David Shrigley, 2013 Turner prize nominee. CPS Oct 2013.

45 year old David Shrigley is one of this years Turner prize nominees for his exhibition 'Brain Activity' at the Hayward gallery in London.
Looking at Shrigley's work it soon becomes clear that his passion is producing cartoons through a range of mediums including paintings drawings, sculpture, text, photography and animation. his deliberately badly drawn images play with the everyday and the obvious and present them to us in their simplest form, each laced with comedy subtitles or darker, sinister undertones. 


There's no doubt these images are entertaining to look at and a lot really make you laugh out loud but this can be said of thousands of comic strips in magazines and papers which begs the question:
Is this worthy of a Turner prize nomination?
I'm sure Shrigley would argue the fact that he is a trained artist and this in itself makes his work art, but scribbled stick men and witty text will not please everyone and Shrigley's work is far from unique. 


Shrigley's photographs are produced in the same simplistic, non-technical form as his drawings. 
'Severed Hand', a snapshot of a hand chopped at the wrist and laying on the floor seems pretty boring until you notice the two eyes stuck above the thumb making a small face. Suddenly the image becomes fun, but is it art? Does the image warrant a space on the gallery wall as part of a major show? 
In Shrigley's world it does and in one interview when asked how he would explain his work to someone who didn't understand it he simply stated "I wouldn't".

His exhibitions always pull a crowd and his work sells and is often featured in magazines & newspapers and he classes himself as a fine artist, making a living from his work. 


Shrigley's combination of image, text, visual jokes and animations are simple to look at and digest. He comes across as a sort of monty python/stand up comedian of the art world but from his comments you get the feeling he's not annoyed by not being taken too seriously. "I feel I'm taken far more serious than I should be anyway" he says in his Time out interview "my work is filed in the humour section of bookshops but also in the fine art section so i've got my feet in both camps. I'm very lucky".

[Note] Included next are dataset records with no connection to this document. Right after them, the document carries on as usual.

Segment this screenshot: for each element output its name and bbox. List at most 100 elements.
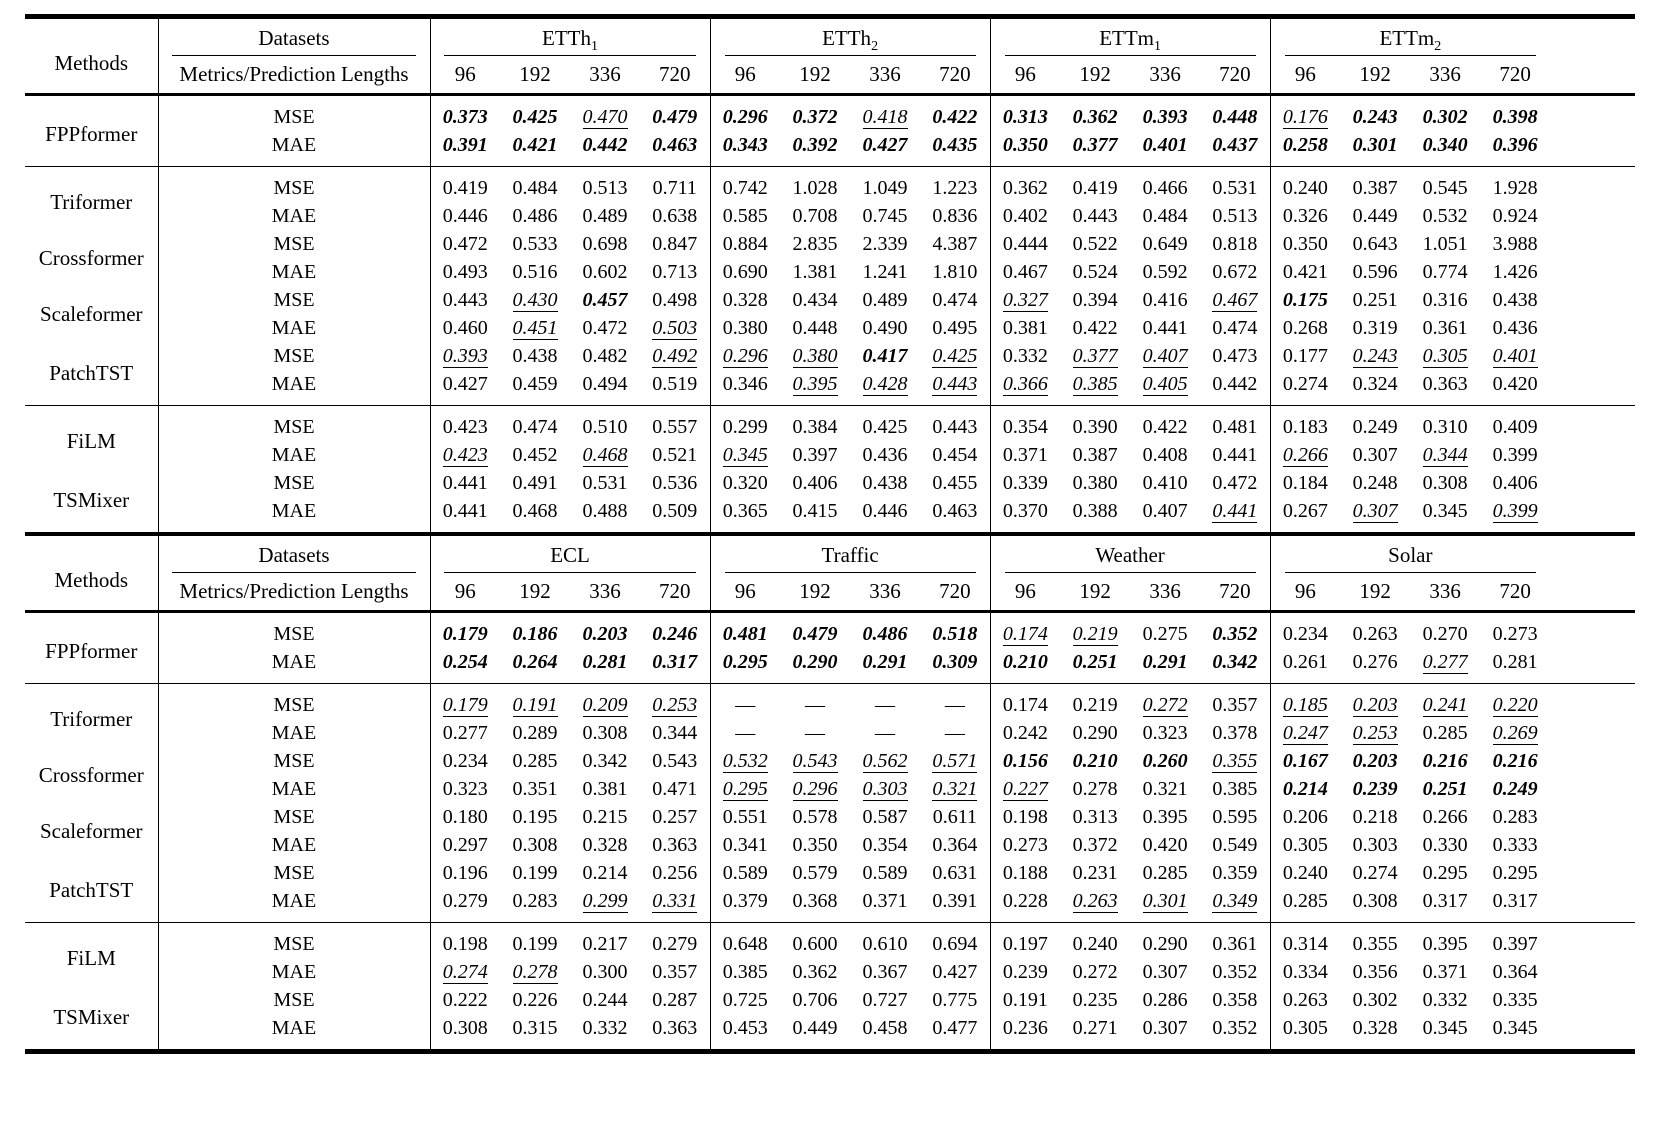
value-cell: 0.272 xyxy=(1072,961,1118,983)
metric-label: MAE xyxy=(157,202,430,230)
value-cell: 0.441 xyxy=(1142,317,1188,339)
value-cell: 0.286 xyxy=(1142,989,1188,1011)
prediction-length: 720 xyxy=(939,579,971,603)
value-cell: 0.690 xyxy=(709,258,781,286)
datasets-header: Datasets xyxy=(157,536,430,573)
value-cell: 0.377 xyxy=(1072,134,1118,156)
value-cell: 0.343 xyxy=(709,131,781,167)
value-cell: 0.381 xyxy=(582,778,628,800)
value-cell: 0.310 xyxy=(1410,405,1481,441)
value-cell: 0.197 xyxy=(989,922,1061,958)
value-cell: 0.443 xyxy=(932,373,978,396)
value-cell: 0.215 xyxy=(582,806,628,828)
value-cell: 0.210 xyxy=(989,648,1061,684)
metric-label: MSE xyxy=(157,859,430,887)
value-cell: 0.381 xyxy=(989,314,1061,342)
prediction-length: 192 xyxy=(1079,579,1111,603)
value-cell: 0.328 xyxy=(1352,1017,1398,1039)
value-cell: 0.218 xyxy=(1352,806,1398,828)
value-cell: 0.290 xyxy=(792,651,838,673)
value-cell: 0.532 xyxy=(709,747,781,775)
value-cell: 0.399 xyxy=(1492,444,1538,466)
value-cell: 0.285 xyxy=(1269,887,1341,923)
value-cell: 0.354 xyxy=(989,405,1061,441)
value-cell: 0.191 xyxy=(500,683,570,719)
value-cell: 0.436 xyxy=(1492,317,1538,339)
value-cell: — xyxy=(780,683,851,719)
value-cell: 0.385 xyxy=(1072,373,1118,396)
prediction-length: 96 xyxy=(1269,573,1341,612)
value-cell: 0.774 xyxy=(1422,261,1468,283)
value-cell: 0.352 xyxy=(1212,961,1258,983)
dataset-group-etth1: ETTh1 xyxy=(429,16,711,56)
value-cell: — xyxy=(850,683,921,719)
value-cell: 1.028 xyxy=(780,166,851,202)
value-cell: 0.727 xyxy=(862,989,908,1011)
value-cell: 0.395 xyxy=(792,373,838,396)
value-cell: 0.385 xyxy=(709,958,781,986)
value-cell: 0.492 xyxy=(652,345,698,368)
prediction-length: 720 xyxy=(939,62,971,86)
value-cell: 0.296 xyxy=(709,94,781,131)
value-cell: 0.477 xyxy=(932,1017,978,1039)
metric-label: MSE xyxy=(157,342,430,370)
dataset-group-traffic: Traffic xyxy=(709,536,991,573)
value-cell: 0.524 xyxy=(1072,261,1118,283)
value-cell: 0.319 xyxy=(1352,317,1398,339)
value-cell: 0.285 xyxy=(1142,862,1188,884)
value-cell: 0.313 xyxy=(989,94,1061,131)
value-cell: 0.247 xyxy=(1269,719,1341,747)
value-cell: 0.362 xyxy=(989,166,1061,202)
value-cell: 0.244 xyxy=(582,989,628,1011)
value-cell: 0.354 xyxy=(862,834,908,856)
value-cell: 0.513 xyxy=(570,166,640,202)
value-cell: 0.254 xyxy=(429,648,500,684)
value-cell: 0.418 xyxy=(850,94,921,131)
value-cell: 0.216 xyxy=(1492,750,1538,772)
value-cell: 0.308 xyxy=(429,1014,500,1052)
value-cell: 0.351 xyxy=(512,778,558,800)
value-cell: 0.457 xyxy=(582,289,628,311)
value-cell: 0.331 xyxy=(652,890,698,913)
metric-label: MSE xyxy=(157,94,430,131)
results-panel-1: Methods Datasets ETTh1 ETTh2 ETTm1 ETTm2 Metri… xyxy=(25,14,1636,536)
value-cell: 0.291 xyxy=(862,651,908,673)
value-cell: 0.419 xyxy=(1060,166,1131,202)
prediction-length: 720 xyxy=(1499,62,1531,86)
value-cell: 0.452 xyxy=(512,444,558,466)
value-cell: 0.409 xyxy=(1480,405,1551,441)
value-cell: 0.408 xyxy=(1142,444,1188,466)
value-cell: 0.275 xyxy=(1130,611,1201,648)
value-cell: 0.330 xyxy=(1422,834,1468,856)
value-cell: 0.295 xyxy=(709,648,781,684)
value-cell: 0.474 xyxy=(932,289,978,311)
value-cell: 0.401 xyxy=(1492,345,1538,368)
value-cell: 0.314 xyxy=(1269,922,1341,958)
value-cell: 0.532 xyxy=(1422,205,1468,227)
value-cell: — xyxy=(875,722,896,744)
spacer xyxy=(1550,230,1635,286)
value-cell: 0.235 xyxy=(1072,989,1118,1011)
method-name: FPPformer xyxy=(25,611,158,684)
value-cell: 0.328 xyxy=(582,834,628,856)
value-cell: 0.184 xyxy=(1269,469,1341,497)
value-cell: 0.210 xyxy=(1072,750,1118,772)
method-name: TSMixer xyxy=(53,488,130,512)
value-cell: 0.443 xyxy=(920,405,991,441)
value-cell: 0.236 xyxy=(989,1014,1061,1052)
prediction-length: 720 xyxy=(1219,62,1251,86)
prediction-length: 96 xyxy=(709,56,781,95)
value-cell: 0.602 xyxy=(582,261,628,283)
value-cell: 0.362 xyxy=(1060,94,1131,131)
value-cell: 0.332 xyxy=(1422,989,1468,1011)
metrics-header: Metrics/Prediction Lengths xyxy=(157,573,430,612)
prediction-length: 336 xyxy=(869,579,901,603)
value-cell: 0.425 xyxy=(500,94,570,131)
value-cell: 0.167 xyxy=(1269,747,1341,775)
methods-header: Methods xyxy=(54,50,129,75)
value-cell: 0.365 xyxy=(709,497,781,534)
method-name: Crossformer xyxy=(38,762,144,787)
value-cell: 0.180 xyxy=(429,803,500,831)
value-cell: 0.352 xyxy=(1212,1017,1258,1039)
value-cell: 0.425 xyxy=(850,405,921,441)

Leaving art school with a very poor mark Shrigley says it was all due to his tutors not understanding what he was trying to do "I just don't think they knew anything about art!"he says " I think they thought I was doing something inappropriate". 
Regardless of this he went on to have work regularly featured in the Guardian, Harpers and Queen, Independant on Sunday and has made music videos for bands such as Blur. He has established himself as a working artist and someone to be watched in the future. Not bad for someone who almost failed art school.


David Shrigley makes us ask the all important question 'Do we like his work or not, Is it really art?' 
Personally I like it all, but I'm not sure whether its due to the comedy value or the artistic value?
Either way I think he's guaranteed himself a future in the art world.